“For this reason I remind you to fan into flame the gift of God, which is in you through the laying on of my hands, for God gave us a spirit not of fear but of power and love and self-control.” —2 Timothy 1:6-7
One of the purposes of Paul’s letters to Timothy was to strengthen Timothy’s faith—and crucify his fear. Timothy had a great reliance on Paul as a mentor, and father in the faith. So, it shook Timothy when Paul was incarcerated. His faith was rattled, his hope was shook, and the Spirit inspires Paul to pen these words to remind him in the midst of his turmoil, “God gave us not a spirit of fear.”
We all need this reminder, don’t we? Fear is sweeping through our world, and our society is searching for answers. The news is tailor-made to create fear, and it can seem inescapable at times. Fears of sickness, fears of death, fears of financial distress—crippling, and debilitating fear marks our culture. And in some ways, marks many Christians. It doesn’t have to be this way.
In my own battles with fear, I find myself consistently coming back to this passage. Because the Apostle Paul instructs Timothy the same way I need instruction when I fall into fearful states of mind. As a Christian, I need reprimanded and reminded of who God has made me, and the gift of the indwelling Holy Spirit.
Martyn Lloyd-Jones says in his book, “Spiritual Depression: Its Causes and Cures”
“Our fears are due to our failure to stir up—failure to think, failure to take ourselves in hand. You find yourself looking to the future and then you begin to imagine things and you say: ‘I wonder what is going to happen?’ And then, your imagination runs away with you. You are gripped by the thing; you do not stop to remind yourself of who you are and what you are, this thing overwhelms you and down you go. Now the first thing you have to do is to take a firm grip of yourself, to pull yourself up, to stir up yourself, to take yourself in hand and to speak to yourself.”
There is a type of fear that grips us the most, I believe—the fear of the future. It is the fear of the unknown, of mystery, and of tragedy. Fears of the future are the most difficult to battle—because our future is obscure. We don’t know, specifically, what tomorrow brings, and we have an imagination. I have to remind myself constantly, that my imagination is fallen—and the things it creates are not law. What the Lord says in His word about our future, should always supersede our imaginative future circumstances we create. Crippling fear comes when we fail to realize that our future is obscure to us, but it is not obscure to God. Faith in the future orientation of His promises, is the only way to combat this type of fear. He has never failed us yet, He has promised He won’t, and He has no intention of beginning to fail us sometime in the future.
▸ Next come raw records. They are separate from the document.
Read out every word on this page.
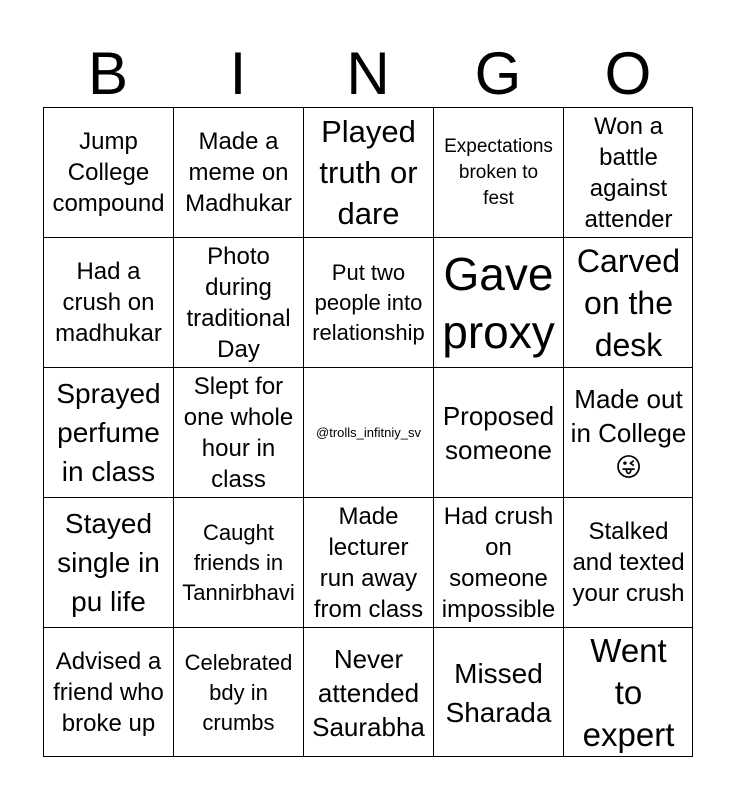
B	I	N	G	O
Jump
College
compound
Made a
meme on
Madhukar
Played
truth or
dare
Expectations
broken to
fest
Won a
battle
against
attender
Had a
crush on
madhukar
Photo
during
traditional
Day
Put two
people into
relationship
Gave
proxy
Carved
on the
desk
Sprayed
perfume
in class
Slept for
one whole
hour in
class
@trolls_infitniy_sv
Proposed
someone
Made out
in College
😜
Stayed
single in
pu life
Caught
friends in
Tannirbhavi
Made
lecturer
run away
from class
Had crush
on
someone
impossible
Stalked
and texted
your crush
Advised a
friend who
broke up
Celebrated
bdy in
crumbs
Never
attended
Saurabha
Missed
Sharada
Went
to
expert
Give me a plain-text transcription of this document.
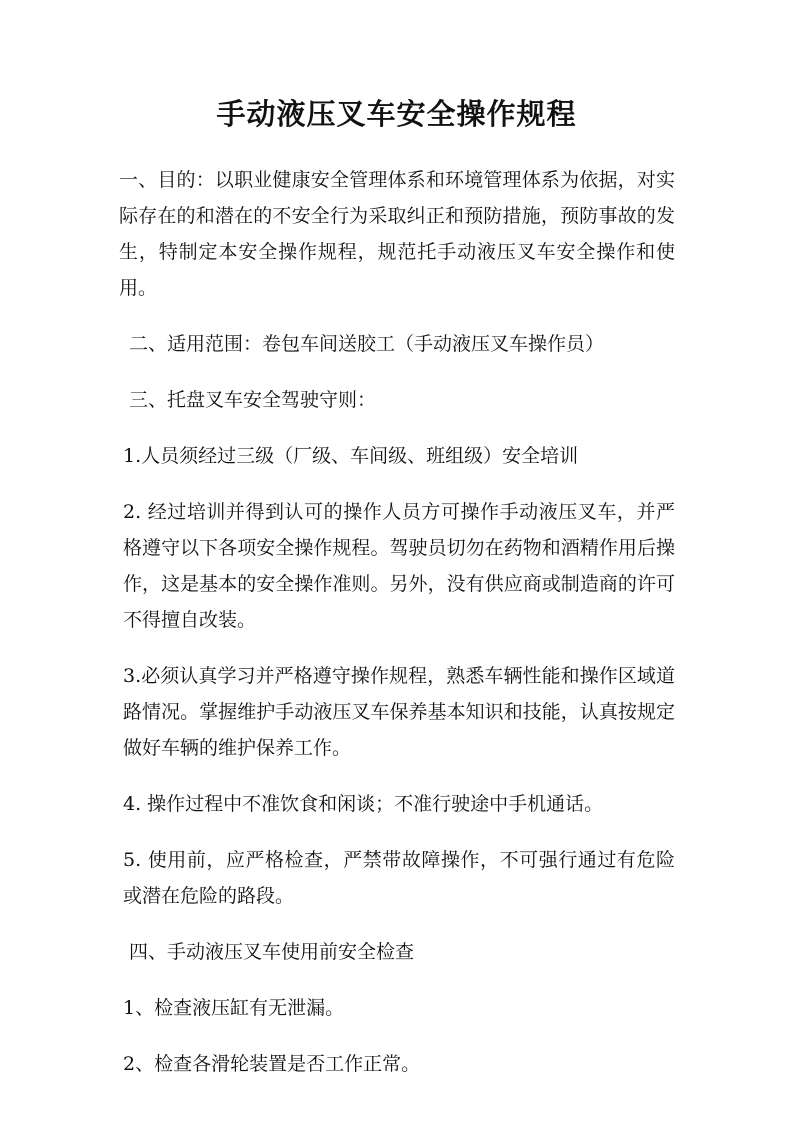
手动液压叉车安全操作规程

一、目的：以职业健康安全管理体系和环境管理体系为依据，对实际存在的和潜在的不安全行为采取纠正和预防措施，预防事故的发生，特制定本安全操作规程，规范托手动液压叉车安全操作和使用。

二、适用范围：卷包车间送胶工（手动液压叉车操作员）

三、托盘叉车安全驾驶守则：

1.人员须经过三级（厂级、车间级、班组级）安全培训

2. 经过培训并得到认可的操作人员方可操作手动液压叉车，并严格遵守以下各项安全操作规程。驾驶员切勿在药物和酒精作用后操作，这是基本的安全操作准则。另外，没有供应商或制造商的许可不得擅自改装。

3.必须认真学习并严格遵守操作规程，熟悉车辆性能和操作区域道路情况。掌握维护手动液压叉车保养基本知识和技能，认真按规定做好车辆的维护保养工作。

4. 操作过程中不准饮食和闲谈；不准行驶途中手机通话。

5. 使用前，应严格检查，严禁带故障操作，不可强行通过有危险或潜在危险的路段。

四、手动液压叉车使用前安全检查

1、检查液压缸有无泄漏。

2、检查各滑轮装置是否工作正常。
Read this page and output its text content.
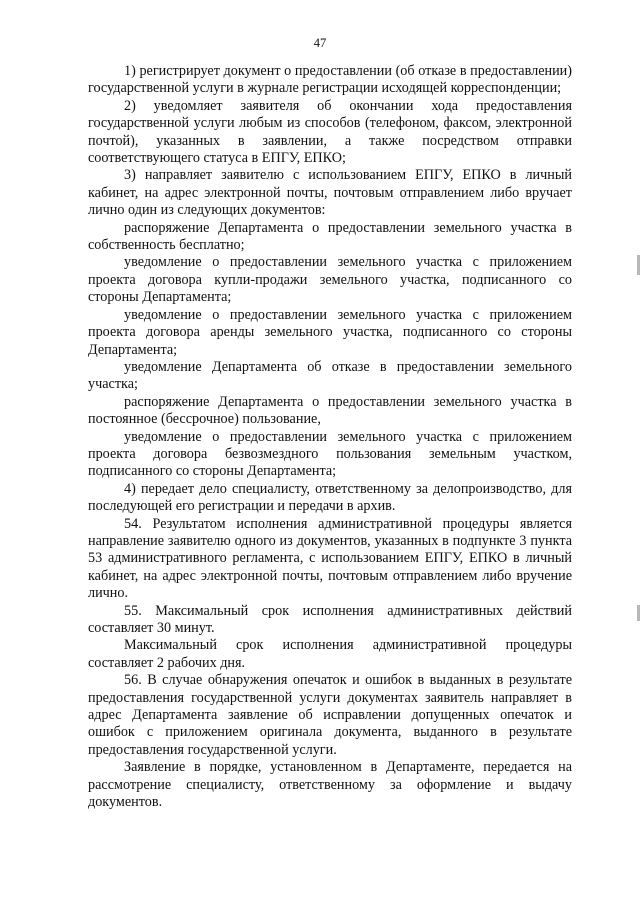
47

1) регистрирует документ о предоставлении (об отказе в предоставлении) государственной услуги в журнале регистрации исходящей корреспонденции;

2) уведомляет заявителя об окончании хода предоставления государственной услуги любым из способов (телефоном, факсом, электронной почтой), указанных в заявлении, а также посредством отправки соответствующего статуса в ЕПГУ, ЕПКО;

3) направляет заявителю с использованием ЕПГУ, ЕПКО в личный кабинет, на адрес электронной почты, почтовым отправлением либо вручает лично один из следующих документов:

распоряжение Департамента о предоставлении земельного участка в собственность бесплатно;

уведомление о предоставлении земельного участка с приложением проекта договора купли-продажи земельного участка, подписанного со стороны Департамента;

уведомление о предоставлении земельного участка с приложением проекта договора аренды земельного участка, подписанного со стороны Департамента;

уведомление Департамента об отказе в предоставлении земельного участка;

распоряжение Департамента о предоставлении земельного участка в постоянное (бессрочное) пользование,

уведомление о предоставлении земельного участка с приложением проекта договора безвозмездного пользования земельным участком, подписанного со стороны Департамента;

4) передает дело специалисту, ответственному за делопроизводство, для последующей его регистрации и передачи в архив.

54. Результатом исполнения административной процедуры является направление заявителю одного из документов, указанных в подпункте 3 пункта 53 административного регламента, с использованием ЕПГУ, ЕПКО в личный кабинет, на адрес электронной почты, почтовым отправлением либо вручение лично.

55. Максимальный срок исполнения административных действий составляет 30 минут.

Максимальный срок исполнения административной процедуры составляет 2 рабочих дня.

56. В случае обнаружения опечаток и ошибок в выданных в результате предоставления государственной услуги документах заявитель направляет в адрес Департамента заявление об исправлении допущенных опечаток и ошибок с приложением оригинала документа, выданного в результате предоставления государственной услуги.

Заявление в порядке, установленном в Департаменте, передается на рассмотрение специалисту, ответственному за оформление и выдачу документов.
We enter into these states of mind when we look at our past, and remember how weak we were—or how sinful we were, and it discourages us. Then we look to the unknown future. Concocting perilous situations in the mind, and imagining the old weak person we were attempting to wade through the imaginary circumstance. We cannot allow ourselves to do this. This is what Lloyd-Jones means when he says we have to, “Take yourself in hand.” In other words, you have to speak truth to yourself, to quiet the imagination.
The truth that Paul intended Timothy to remember was that of regeneration, and the gift of the Holy Spirit. Paul also reminded the Roman church of this, because it is a glorious reality for every Christian,
“If the Spirit of him who raised Jesus from the dead dwells in you, he who raised Christ Jesus from the dead will also give life to your mortal bodies through his Spirit who dwells in you.” —Romans 8:11
If the grave couldn’t hold Jesus Christ, then fear cannot hold the Christian either. We need reprimanded, and reminded of this truth. If God can raise Jesus from the dead, then He can deliver me from all my fears.
Prayer: Father, we thank you that you are a God who cares about every detail of our life. You are not unaware of our shortcomings. We confess that our fear is a failure to trust you, and believe your promises. Please, be gracious to us, and lead us out of these conditions. Jesus, we are thankful that your work on our behalf gives us confidence that our sins are forgiven, our future is planned, and our present you are holding us. Holy Spirit, we ask that you bring to mind the promises you have recorded for us when we are weak. Thank you for being our Helper, Comforter, and Teacher. Guide us we ask in the name of Jesus Christ. Amen.